So you think an airplane is the safest way to travel? It ain’t necessarily so
15 Sep | Author: Andrey Deriabin | Category: Air TravelHere’s an excerpt from an article by Andrew Weir entitled Flight into Danger, 8/7/99, from New Scientist magazine.
So you think a jet plane is the safest way to get where you want to go? It ain’t necessarily so, argues Andrew Weir.
It’s that time of year again-the season of mile-long check-in queues, mysteriously delayed takeoffs and wandering luggage. Every day, all over the world, tens of millions of us will be joining those queues.
So many passengers, so many planes. And with air travel growing by about 7 per cent every year, more are on the way. No wonder airports are barely able to keep up. But at least we can take some comfort from the airlines’ assurances that the commercial jet is the safest form of transport ever invented, that flying is as safe as technology can make it and getting ever safer. Can’t we?
Unfortunately, few things in life are what they seem – and this is definitely the case with air travel. All right, so we may need some reassurance when we are stuck in a cramped aluminium tube surging at 900 kilometres per hour, 10 kilometres above Earth. But while working on a TV documentary series on air crashes and researching my book, I discovered that the reassurances we’re given are about as scientific as a belief in the curative powers of a rabbit’s foot. Take the claims about flying being the safest form of transport. If you plot the number of fatal accidents against distance travelled, you end up with 0.03 deaths per 100 million kilometres for commercial aircraft versus 0.1 deaths per 100 million kilometres for rail travel.
What the airlines don’t tell you is that this form of comparison effectively dilutes the accident rate for aircraft. Aircraft usually travel huge distances while cars and trains don’t. And while the risk of having a fatal accident in a car or train is spread more or less evenly across the journey time, the opposite is true for planes: 70 per cent of all aircraft accidents take place at takeoff and landing, which is only 4 per cent of journey time.
A better measure is to plot the number of deaths against the time travelled. This is fairer, since many car and train journeys last as long as plane journeys. But it still doesn’t take into account the concentration of accidents around takeoff and landing.

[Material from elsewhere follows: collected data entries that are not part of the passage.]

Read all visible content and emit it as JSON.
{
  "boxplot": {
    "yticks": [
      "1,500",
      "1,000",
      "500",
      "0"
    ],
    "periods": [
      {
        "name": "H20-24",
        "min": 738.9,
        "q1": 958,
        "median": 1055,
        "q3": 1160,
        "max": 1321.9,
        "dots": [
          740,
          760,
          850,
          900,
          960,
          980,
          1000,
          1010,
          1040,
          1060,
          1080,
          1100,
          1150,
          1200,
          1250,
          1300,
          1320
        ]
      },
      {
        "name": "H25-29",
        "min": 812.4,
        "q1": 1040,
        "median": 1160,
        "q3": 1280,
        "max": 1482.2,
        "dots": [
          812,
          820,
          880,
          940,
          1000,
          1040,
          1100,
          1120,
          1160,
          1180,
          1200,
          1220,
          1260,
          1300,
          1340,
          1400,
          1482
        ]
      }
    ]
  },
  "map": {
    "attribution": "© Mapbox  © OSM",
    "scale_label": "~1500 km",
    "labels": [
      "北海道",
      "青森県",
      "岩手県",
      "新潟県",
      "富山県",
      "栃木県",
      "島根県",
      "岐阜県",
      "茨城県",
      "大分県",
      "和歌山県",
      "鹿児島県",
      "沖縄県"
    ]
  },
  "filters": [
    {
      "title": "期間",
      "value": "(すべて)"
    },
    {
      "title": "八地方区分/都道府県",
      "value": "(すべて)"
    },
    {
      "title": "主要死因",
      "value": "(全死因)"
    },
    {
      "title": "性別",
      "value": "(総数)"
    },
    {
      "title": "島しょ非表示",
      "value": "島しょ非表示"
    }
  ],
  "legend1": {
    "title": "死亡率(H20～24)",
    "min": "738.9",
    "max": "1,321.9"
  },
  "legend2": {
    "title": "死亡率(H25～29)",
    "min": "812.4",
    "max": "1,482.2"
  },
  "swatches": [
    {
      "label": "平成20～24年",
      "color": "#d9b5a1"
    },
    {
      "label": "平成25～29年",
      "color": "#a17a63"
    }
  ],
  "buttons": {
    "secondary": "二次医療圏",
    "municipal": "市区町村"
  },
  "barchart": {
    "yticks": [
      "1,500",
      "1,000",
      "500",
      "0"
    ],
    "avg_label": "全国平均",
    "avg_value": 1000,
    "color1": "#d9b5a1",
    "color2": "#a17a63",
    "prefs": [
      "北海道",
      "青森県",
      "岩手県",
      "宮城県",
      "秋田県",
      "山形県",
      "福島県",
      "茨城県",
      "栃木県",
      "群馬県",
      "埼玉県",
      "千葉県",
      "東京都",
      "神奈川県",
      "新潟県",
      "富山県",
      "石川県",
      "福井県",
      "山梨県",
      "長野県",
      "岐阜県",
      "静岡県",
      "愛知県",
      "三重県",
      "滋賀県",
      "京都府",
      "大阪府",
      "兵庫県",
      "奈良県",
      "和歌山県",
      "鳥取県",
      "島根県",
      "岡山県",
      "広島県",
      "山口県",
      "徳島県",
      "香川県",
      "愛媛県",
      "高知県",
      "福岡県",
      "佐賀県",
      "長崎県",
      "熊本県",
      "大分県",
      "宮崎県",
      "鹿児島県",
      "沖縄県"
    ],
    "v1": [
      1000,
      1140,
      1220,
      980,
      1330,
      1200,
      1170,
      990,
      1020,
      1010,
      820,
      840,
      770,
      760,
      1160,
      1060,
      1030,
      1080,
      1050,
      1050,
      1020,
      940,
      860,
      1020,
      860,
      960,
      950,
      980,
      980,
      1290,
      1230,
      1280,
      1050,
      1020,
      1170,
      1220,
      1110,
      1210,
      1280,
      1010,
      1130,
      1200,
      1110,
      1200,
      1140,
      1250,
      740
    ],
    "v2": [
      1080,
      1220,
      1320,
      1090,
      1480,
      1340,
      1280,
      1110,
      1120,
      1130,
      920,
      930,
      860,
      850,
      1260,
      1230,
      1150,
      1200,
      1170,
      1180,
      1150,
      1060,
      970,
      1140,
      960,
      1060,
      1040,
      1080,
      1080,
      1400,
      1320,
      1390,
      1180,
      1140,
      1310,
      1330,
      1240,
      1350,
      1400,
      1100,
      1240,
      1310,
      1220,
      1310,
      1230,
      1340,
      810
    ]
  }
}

The most accurate method is to compare the number of deaths with the number of journeys made. So accurate, in fact, that this is the measure used by the industry and its insurers. This makes much more sense, because what matters to the individual is the journey, not how long it took or how far it went. Also, it enables comparison of different types of jet, both long haul and short haul.
By this measure, air travel takes on a rather different complexion. Deaths per 100 million passenger journeys are, on average, 55 for airliners compared with 4.5 for cars, and 2.7 for trains. Only motorbikes, at 100 deaths per 100 million passenger journeys, are more risky than aircraft on this basis.
Andrew Weir’s is the author of the book The Tombstone Imperative-The Truth About Air Safety available at the Amazon.co.uk.
Tags: accident, air safety, Air Travel, aircraft, crash, death, disaster, flights, jet, journey, passengers, planes, Statistics, Stats


January 12th, 2010 at 5:12 pm
I know to alot of people it seams like air travel seams so unsure but i know that from personal experience thatair travel is safer, i mean ive been in at least 2 car accidents and the worst ive experienced on a plane was extreamly light turbulance on a b717 and ive been on alot of different airplanes and traveled tens of thousands of killometres across australia.